Cagaraous à la narbonnaise, image d'archives. 

sauf que le menu collait trop bien à sa nature de chef familial aimant recevoir et étonner. À l'apéro, un modeste kir vu qu'il reste du champagne d'une libation antérieure, sinon va pour les œufs mimosa rehaussés d'un trigone de poivron rouge, les caracoles aussi étaient réussis dans une sauce rousse avec saucisses et encornets, pratiquement à la rouille grâce à l'aïoli monté par Francine ; pour finir et faire “ simple ”, le clafoutis bien moelleux de la patronne. Stress ? Angoisse ? Allons donc des idées tout ça ! D'abord, l'amitié en avait aussitôt pris le dessus. Ensuite, y étant à vélo, sûr que cela excluait la peur du gendarme, du contrôle d'alcoolémie... à éviter toute complication, à quelques jours du départ, prudence et concentration s'imposent plus encore que d'habitude, s'il faut se déplacer. ne pas ajouter à la perturbation ! À se sentir préoccupé, autant ne pas en rajouter... Le temps est gris, entrées maritimes, sur ce chemin vicinal de crête entre nos deux villages voisins, du thym à un endroit mais pas de romarin, une infusion exotique à Mayotte, à joindre à la verveine offerte par Francine ; je devrais en trouver sur mon chemin, sans faire de détour, sur le plateau dominant la dalle effondrée de l'ancien refuge des gitans, lieu-dit de Fontlaurier, ledit laurier oublié (que restera-t-il des feuilles sèches en réserve ?)... La digestion n'est pas facile, comme quoi le stress, l'angoisse... combien d'escargots ? je n'ai plus l'âge de compter les cent qui passaient comme rien à condition de se passer du bain de l'après-midi, le plat étant prisé lors de la saison à la mer.
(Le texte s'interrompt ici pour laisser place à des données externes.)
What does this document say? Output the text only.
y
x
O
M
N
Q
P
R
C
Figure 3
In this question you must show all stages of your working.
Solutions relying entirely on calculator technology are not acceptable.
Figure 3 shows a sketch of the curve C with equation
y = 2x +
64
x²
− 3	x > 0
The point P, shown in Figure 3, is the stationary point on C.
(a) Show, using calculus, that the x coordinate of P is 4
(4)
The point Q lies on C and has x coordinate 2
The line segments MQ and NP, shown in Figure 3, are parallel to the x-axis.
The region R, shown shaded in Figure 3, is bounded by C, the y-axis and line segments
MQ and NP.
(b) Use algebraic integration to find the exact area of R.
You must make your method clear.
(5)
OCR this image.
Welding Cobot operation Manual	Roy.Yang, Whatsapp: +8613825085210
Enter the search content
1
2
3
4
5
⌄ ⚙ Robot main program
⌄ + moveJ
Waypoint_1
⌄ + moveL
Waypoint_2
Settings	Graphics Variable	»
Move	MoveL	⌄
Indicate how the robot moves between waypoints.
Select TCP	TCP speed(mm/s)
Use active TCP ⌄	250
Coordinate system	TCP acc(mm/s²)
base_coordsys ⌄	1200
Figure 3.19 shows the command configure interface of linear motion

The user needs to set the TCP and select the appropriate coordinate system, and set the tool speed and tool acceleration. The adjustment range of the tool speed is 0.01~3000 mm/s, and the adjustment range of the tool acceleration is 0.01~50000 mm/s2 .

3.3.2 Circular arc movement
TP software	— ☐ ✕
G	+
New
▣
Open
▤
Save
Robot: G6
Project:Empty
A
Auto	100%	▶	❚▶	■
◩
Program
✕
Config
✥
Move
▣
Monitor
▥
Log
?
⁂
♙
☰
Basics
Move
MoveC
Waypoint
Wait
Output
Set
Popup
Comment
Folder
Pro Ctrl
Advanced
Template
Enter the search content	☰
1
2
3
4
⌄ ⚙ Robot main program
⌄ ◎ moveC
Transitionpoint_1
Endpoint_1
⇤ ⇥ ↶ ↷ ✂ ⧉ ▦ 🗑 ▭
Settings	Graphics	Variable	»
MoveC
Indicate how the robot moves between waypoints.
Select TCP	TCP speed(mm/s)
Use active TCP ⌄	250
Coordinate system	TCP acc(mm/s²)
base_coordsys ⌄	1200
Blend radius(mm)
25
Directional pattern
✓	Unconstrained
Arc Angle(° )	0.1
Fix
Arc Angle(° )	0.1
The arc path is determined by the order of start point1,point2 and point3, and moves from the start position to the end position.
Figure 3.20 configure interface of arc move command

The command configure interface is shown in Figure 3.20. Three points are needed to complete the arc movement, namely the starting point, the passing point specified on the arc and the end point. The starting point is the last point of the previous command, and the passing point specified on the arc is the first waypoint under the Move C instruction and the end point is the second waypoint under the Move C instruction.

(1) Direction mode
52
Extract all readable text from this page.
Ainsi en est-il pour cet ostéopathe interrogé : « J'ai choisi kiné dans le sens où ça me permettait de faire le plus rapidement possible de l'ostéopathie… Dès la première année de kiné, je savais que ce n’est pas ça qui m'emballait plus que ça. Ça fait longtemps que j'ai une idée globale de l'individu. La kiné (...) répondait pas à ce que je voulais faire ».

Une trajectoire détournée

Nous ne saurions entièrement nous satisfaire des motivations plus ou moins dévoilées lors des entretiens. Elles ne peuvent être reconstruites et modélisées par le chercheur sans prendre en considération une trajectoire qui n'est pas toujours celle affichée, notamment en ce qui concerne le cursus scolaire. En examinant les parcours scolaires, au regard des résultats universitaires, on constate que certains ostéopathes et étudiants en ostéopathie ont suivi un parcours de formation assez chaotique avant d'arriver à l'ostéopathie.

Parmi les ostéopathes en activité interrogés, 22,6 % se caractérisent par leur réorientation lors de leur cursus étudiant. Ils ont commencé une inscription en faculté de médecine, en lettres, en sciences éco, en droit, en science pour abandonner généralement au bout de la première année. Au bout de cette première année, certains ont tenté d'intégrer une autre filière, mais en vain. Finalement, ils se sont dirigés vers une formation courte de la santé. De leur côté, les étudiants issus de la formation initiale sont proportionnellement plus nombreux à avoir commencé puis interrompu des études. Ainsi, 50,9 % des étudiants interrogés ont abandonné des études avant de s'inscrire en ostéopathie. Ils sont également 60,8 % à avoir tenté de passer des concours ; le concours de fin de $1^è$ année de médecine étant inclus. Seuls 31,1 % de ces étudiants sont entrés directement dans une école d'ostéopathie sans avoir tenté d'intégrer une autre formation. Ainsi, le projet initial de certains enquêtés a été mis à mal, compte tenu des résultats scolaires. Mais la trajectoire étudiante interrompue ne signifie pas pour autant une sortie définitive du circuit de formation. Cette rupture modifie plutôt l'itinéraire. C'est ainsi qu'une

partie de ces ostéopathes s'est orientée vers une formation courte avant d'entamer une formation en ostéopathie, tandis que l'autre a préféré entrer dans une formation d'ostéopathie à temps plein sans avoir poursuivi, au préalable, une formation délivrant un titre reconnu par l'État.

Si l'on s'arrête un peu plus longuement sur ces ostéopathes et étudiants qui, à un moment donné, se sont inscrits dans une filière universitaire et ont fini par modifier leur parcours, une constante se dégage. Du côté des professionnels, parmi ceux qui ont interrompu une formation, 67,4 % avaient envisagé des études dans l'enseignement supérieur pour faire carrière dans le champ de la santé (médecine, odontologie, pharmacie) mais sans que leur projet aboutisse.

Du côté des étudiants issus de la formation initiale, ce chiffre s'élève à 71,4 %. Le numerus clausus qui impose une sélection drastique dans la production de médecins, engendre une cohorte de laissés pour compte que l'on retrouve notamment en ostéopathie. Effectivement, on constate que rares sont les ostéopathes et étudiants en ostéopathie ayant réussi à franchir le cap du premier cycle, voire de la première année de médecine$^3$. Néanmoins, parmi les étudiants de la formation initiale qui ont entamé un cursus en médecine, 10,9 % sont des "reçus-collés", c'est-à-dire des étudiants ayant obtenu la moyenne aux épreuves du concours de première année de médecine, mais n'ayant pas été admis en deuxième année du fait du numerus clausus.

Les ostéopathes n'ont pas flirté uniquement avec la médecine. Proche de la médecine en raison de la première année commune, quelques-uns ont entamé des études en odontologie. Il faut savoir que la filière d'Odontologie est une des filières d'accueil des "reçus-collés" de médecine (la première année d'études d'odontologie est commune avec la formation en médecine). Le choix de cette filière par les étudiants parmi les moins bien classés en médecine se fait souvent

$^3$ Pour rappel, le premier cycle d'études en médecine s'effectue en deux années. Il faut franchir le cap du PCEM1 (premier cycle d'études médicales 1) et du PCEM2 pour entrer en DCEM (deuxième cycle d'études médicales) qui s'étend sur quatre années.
Concernant le départ, l'un dans l'autre, presque à l'emporte-pièce, tout prend tournure, le contenu des valises, celui du sac-à-dos, la vaisselle à ranger, le frigo-congélateur à dégeler, à vider, le périssable à céder. Le lendemain arrive, inéluctable mais non sans apprécier le poulet de grain du dimanche chez ma sœur, les patatas de Diego, toujours aussi moelleuses.  (à suivre)

(1) hasard, hier au 20h, la mise en cause de Michel Py, maire de Leucate, pour ses frais de représentation aussi élevés que ceux d'Anne Hidalgo,  la maire de Paris.